2010’da ABD’nin savaş ve insanlık hatalarını gözler önüne seren 250 binden fazla saklı dokümanını WikiLeaks’te yayımlamasından beri Washington’ın peşine düştüğü Julian Assange, Nisan 2019’dan bu yana 4 yıldır tutulduğu Londra’daki yüksek güvenlikli Belmarsh cezaevinden Britanya Hükümdarı 3. Charles’a mektup gönderdi.
ABD’nin Britanya’dan iadesini talep ettiği ve 175 yıl mahpus cezası manasına gelen Casusluk Yasası suçlamalarından yargılamayı istediği Assange, istihzayla seslendiği Kral 3. Charles’ı yarınki taç giyme merasiminin akabinde hapishaneyi ziyaret etmeye davet etti.

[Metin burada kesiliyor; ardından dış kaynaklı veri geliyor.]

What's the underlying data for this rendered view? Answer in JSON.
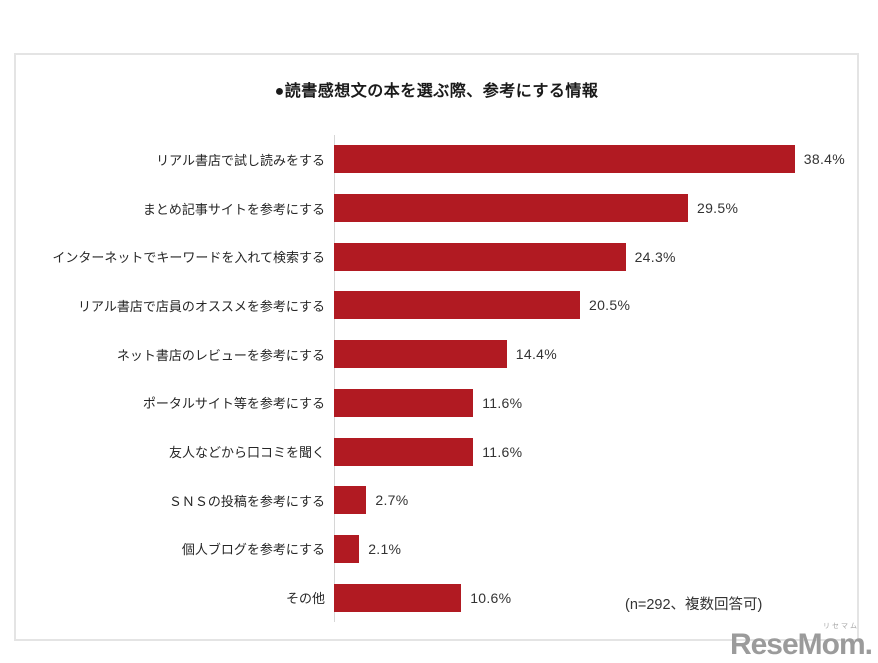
{
  "title": "●読書感想文の本を選ぶ際、参考にする情報",
  "note": "(n=292、複数回答可)",
  "logo": {
    "text": "ReseMom.",
    "ruby": "リセマム"
  },
  "colors": {
    "bar": "#b11a22",
    "box_border": "#e4e4e4",
    "axis": "#d6d6d6",
    "logo": "#9b9b9b"
  },
  "chart_data": {
    "type": "bar",
    "orientation": "horizontal",
    "title": "●読書感想文の本を選ぶ際、参考にする情報",
    "categories": [
      "リアル書店で試し読みをする",
      "まとめ記事サイトを参考にする",
      "インターネットでキーワードを入れて検索する",
      "リアル書店で店員のオススメを参考にする",
      "ネット書店のレビューを参考にする",
      "ポータルサイト等を参考にする",
      "友人などから口コミを聞く",
      "ＳＮＳの投稿を参考にする",
      "個人ブログを参考にする",
      "その他"
    ],
    "values": [
      38.4,
      29.5,
      24.3,
      20.5,
      14.4,
      11.6,
      11.6,
      2.7,
      2.1,
      10.6
    ],
    "value_labels": [
      "38.4%",
      "29.5%",
      "24.3%",
      "20.5%",
      "14.4%",
      "11.6%",
      "11.6%",
      "2.7%",
      "2.1%",
      "10.6%"
    ],
    "unit": "%",
    "xlim": [
      0,
      40
    ],
    "grid": false,
    "legend": false,
    "value_label_position": "end-of-bar",
    "annotation": "(n=292、複数回答可)",
    "bar_color": "#b11a22"
  }
}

‘Quite the legacy’: Julian Assange asks Britain's King Charles to visit him in prison https://t.co/GaeGV1Q6WH
— Irish Examiner (@irishexaminer) May 5, 2023
Declassified UK web sitesinde yayımlanan mektupta şöyle denildi:
‘Miras diye buna denir’
WikiLeaks kurucusu, mektubunda Britanya’nın Batı Avrupa’da en fazla mahkum sayısına sahip ülke pozisyonunu hatırlatarak şöyle devam etti:
“Sadık uyruklarınızdan 687’si burada tutuluyor ve bu, Birleşik Krallık’ın Batı Avrupa’daki en büyük hapishane nüfusuna sahip ülke olma rekorunu destekliyor. Asil Hükümetinizin yakın vakitte ilan ettiği üzere, krallığınız şu anda ‘bir yüzyıldan uzun müddettir hapishane alanlarının en büyük genişlemesinden’ geçiyor ve savlı projeksiyonları 4 yıl içinde hapishane nüfusunun 82 binden 106 bine çıkacağını gösteriyor. Nitekim de miras diye buna denir.”
“Rahmetli arkadaşım Manoel Santos’a da saygılarınızı sunma fırsatınız olacak. Bolsonaro’nun Brezilya’sına hudut dışı edilmekle karşı karşıya olan eşcinsel bir erkekti, hücremden yalnızca sekiz metre ötede çarşafından yaptığı iptidai iple kendi canına kıydı. Nefis tenor sesi artık sonsuza dek sustu.”
Hapiste tutulması tüzel değil
Britanya Milletler Topluluğu içindeki Avustralya’nın vatandaşı Assange, hakkında tecavüz ve cinsel taciz suçlamalarıyla açılan davalar için İsveç’e iadesi gündemdeyken, Haziran 2012’de Ekvador’un Londra Büyükelçiliği’ne sığınmıştı. İsveç’teki suçlamalar düşerken, Nisan 2019’da polis baskınıyla büyükelçilikten çıkarılıp ‘kefaletle hür bırakılma kaidelerini ihlalden’ Londra’daki Belmarsh Hapishanesi’ne konulmuştu. Bu cürümden çarptırıldığı 50 hafta mahpus cezasını doldurduktan sonra da ABD’nin iade talebi çerçevesinde tutuklu kalmasına karar verilmişti.
4 Ocak 2021’de Londra’da bir mahkemenin ‘Assange’ın intihar riskinin yüksek olduğu, Amerikan hapishanesinde özel idari tedbirlere tabi tutulacağı, bilhassa de istihbarat topluluğunun kendisine düşman olması nedeniyle gerçek risk altında olduğu’ gerekçesiyle ABD’nin iade talebini reddetme kararı, ABD idaresi tarafından temyize götürüldü.
Haziran’da 2022’de Britanya İçişleri Bakanı’nın WikiLeaks kurucusunu ABD’ye iade kararını imzalamasına kadar varan süreci, Assange Yüksek Mahkeme’de temyize götürdü.
Assange’ın hür bırakılmasına verilen dayanak tüm dünyada artarken, basın kuruluşları, WikiLeaks kurucusunun hür bırakılması ve ABD’nin hakkındaki suçlamaları düşürmesi için protestoyu ihmal etmiyor.
Biden’a sordular: Hani gazetecilik cürüm değildi?
Dün binlerce kişinin iştirakiyle Dünya Basın Özgürlüğü Günü’nde Assange’ın vefatına mahpusta esir alınması gündeme taşınırken, ABD Lideri Joe Biden’ın Beyaz Saray Muhabirleri Yemeği’ndeki “Gazetecilik hata değildir” temalı konuşmasına atıfta bulunuldu.